Iowa State BioCentury Research Farm has entered into a joint project with Chervon, U.S.A. University engineers to develop a pilot plant to develop and demonstrate solvent liquefaction, an advanced biorenewables technology. The technology converts biomass into a bio-oil that can then be processed into biofuels or biochemicals and biochar, a fertilizer that has the ability to enrich soil. Iowa State University (ISU) obtained a $3.5 million grant from the U.S. DOE’s Biomass Research and Development Initiative.
The pilot includes a bio-oil production line that includes a 55-gallon solvent tank attached to a twin-screw extruder that mixes, chops, heats and pressurizes that is attached to a reactor. Also included in the mix are product separators and a solvent recycling system.
“This is the culmination of everything we’ve learned about building pilot plants in the past 10 years,” said Lysle Whitmer, senior thermochemical research engineer for the Institute. “This is really a gem that represents everything we’ve learned thus far.”
The project actually began in 2013 when Chevron moved its $1.4 million Small Continuous Liquefaction Unit from Houston to the research farm for the Institute to assist in converting the plant to continuous production. In addition, Chevron was looking for a system to be built to recycle the solvent back into the production process.

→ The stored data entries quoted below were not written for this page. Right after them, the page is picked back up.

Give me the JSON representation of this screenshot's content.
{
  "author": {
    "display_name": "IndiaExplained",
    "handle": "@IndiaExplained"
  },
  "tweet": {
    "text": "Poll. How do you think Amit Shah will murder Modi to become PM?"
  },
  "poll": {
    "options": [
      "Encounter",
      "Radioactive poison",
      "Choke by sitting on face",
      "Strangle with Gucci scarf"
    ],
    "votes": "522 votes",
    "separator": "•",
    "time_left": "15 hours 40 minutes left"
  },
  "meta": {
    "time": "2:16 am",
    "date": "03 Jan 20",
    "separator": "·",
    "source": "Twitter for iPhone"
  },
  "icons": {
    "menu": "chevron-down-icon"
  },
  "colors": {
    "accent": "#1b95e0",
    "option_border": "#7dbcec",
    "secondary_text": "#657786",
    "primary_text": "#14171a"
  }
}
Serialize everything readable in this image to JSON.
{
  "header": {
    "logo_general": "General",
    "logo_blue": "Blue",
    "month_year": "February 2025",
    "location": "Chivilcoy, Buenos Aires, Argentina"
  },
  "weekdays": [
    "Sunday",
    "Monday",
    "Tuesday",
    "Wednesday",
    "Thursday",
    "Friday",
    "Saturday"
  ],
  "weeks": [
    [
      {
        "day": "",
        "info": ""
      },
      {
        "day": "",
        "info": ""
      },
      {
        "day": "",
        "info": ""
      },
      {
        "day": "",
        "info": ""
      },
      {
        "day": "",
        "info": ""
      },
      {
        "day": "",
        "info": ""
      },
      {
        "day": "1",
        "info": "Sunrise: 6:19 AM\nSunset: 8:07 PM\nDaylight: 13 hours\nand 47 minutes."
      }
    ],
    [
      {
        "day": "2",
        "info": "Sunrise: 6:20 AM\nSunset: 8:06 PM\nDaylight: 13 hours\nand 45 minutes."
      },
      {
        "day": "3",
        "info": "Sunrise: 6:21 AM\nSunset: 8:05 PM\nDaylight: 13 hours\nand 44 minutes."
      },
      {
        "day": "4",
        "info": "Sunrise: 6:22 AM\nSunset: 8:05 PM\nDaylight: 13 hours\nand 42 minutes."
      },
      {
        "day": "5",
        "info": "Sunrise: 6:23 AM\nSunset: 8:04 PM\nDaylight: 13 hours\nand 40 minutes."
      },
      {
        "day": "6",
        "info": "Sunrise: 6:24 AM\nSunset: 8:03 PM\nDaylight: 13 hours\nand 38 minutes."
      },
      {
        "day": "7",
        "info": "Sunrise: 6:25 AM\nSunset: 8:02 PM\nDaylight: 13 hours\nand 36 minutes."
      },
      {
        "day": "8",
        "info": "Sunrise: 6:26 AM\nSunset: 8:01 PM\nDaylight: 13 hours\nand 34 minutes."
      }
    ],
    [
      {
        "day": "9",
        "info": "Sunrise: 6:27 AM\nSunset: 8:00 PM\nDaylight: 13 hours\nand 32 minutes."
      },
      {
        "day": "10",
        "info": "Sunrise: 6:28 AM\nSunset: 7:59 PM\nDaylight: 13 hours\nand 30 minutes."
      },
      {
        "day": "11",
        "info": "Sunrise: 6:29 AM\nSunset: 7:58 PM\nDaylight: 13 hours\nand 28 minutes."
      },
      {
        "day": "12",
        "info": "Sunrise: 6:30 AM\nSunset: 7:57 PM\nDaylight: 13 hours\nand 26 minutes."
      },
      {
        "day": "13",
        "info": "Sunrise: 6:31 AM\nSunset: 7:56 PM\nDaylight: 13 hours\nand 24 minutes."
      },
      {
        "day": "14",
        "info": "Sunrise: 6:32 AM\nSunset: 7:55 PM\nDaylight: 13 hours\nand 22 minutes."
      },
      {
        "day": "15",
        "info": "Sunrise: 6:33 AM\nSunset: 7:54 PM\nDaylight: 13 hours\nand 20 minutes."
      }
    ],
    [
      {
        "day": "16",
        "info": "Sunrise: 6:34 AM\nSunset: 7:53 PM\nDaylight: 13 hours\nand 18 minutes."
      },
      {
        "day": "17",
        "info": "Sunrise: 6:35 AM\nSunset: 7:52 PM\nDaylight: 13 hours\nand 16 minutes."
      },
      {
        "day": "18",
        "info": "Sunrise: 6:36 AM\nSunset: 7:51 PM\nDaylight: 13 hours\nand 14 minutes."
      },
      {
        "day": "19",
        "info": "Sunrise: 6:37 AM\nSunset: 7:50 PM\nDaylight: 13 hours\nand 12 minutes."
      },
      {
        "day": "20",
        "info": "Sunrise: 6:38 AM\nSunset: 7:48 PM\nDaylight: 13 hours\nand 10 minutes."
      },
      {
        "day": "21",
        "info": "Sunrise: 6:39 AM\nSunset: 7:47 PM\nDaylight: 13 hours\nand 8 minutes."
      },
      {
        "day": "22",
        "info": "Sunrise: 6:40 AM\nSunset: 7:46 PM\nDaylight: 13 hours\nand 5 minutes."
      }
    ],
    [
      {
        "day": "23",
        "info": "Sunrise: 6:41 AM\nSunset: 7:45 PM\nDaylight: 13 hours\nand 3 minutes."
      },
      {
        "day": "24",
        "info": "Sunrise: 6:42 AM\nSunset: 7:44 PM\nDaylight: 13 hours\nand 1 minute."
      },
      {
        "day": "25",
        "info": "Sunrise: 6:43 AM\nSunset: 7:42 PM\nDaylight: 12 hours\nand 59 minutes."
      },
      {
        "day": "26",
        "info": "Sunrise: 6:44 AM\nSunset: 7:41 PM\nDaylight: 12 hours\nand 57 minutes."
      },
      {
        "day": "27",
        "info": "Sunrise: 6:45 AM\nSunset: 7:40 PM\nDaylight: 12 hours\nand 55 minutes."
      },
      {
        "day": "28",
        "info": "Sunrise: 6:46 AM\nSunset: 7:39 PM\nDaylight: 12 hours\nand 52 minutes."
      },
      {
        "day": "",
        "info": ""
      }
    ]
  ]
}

“Our modular approach to the plant design allowed for a fair amount of prototyping and proof-of-concept experiments along the way,” explained Martin Haverly, a doctoral student in mechanical engineering and the lead design engineer for the project. “The system is a blend of commercially available products and custom solutions, all tied together at an industrially relevant scale. “All of these efforts helped us end up where we are now, with a safe and functioning pilot plant.”
Robert Brown, director of the Institute noted that the plant functions similar to a mini commercial system. One of the challenges of the pilot plant was to ensure all the steps worked together and operated in harmony. While elements of the system existed, the research team is now working on putting them all together. The engineers have now demonstrated the viability of every one of the pilot plant’s operations but they are still working to efficiently and simultaneously run all the operations. The initial result is a process that produces a bio-oil from wood chips that is low in oxygen and therefore more stable than other bio-oils. Next steps may include working with new feedstocks to create high-value, biorenewable chemicals.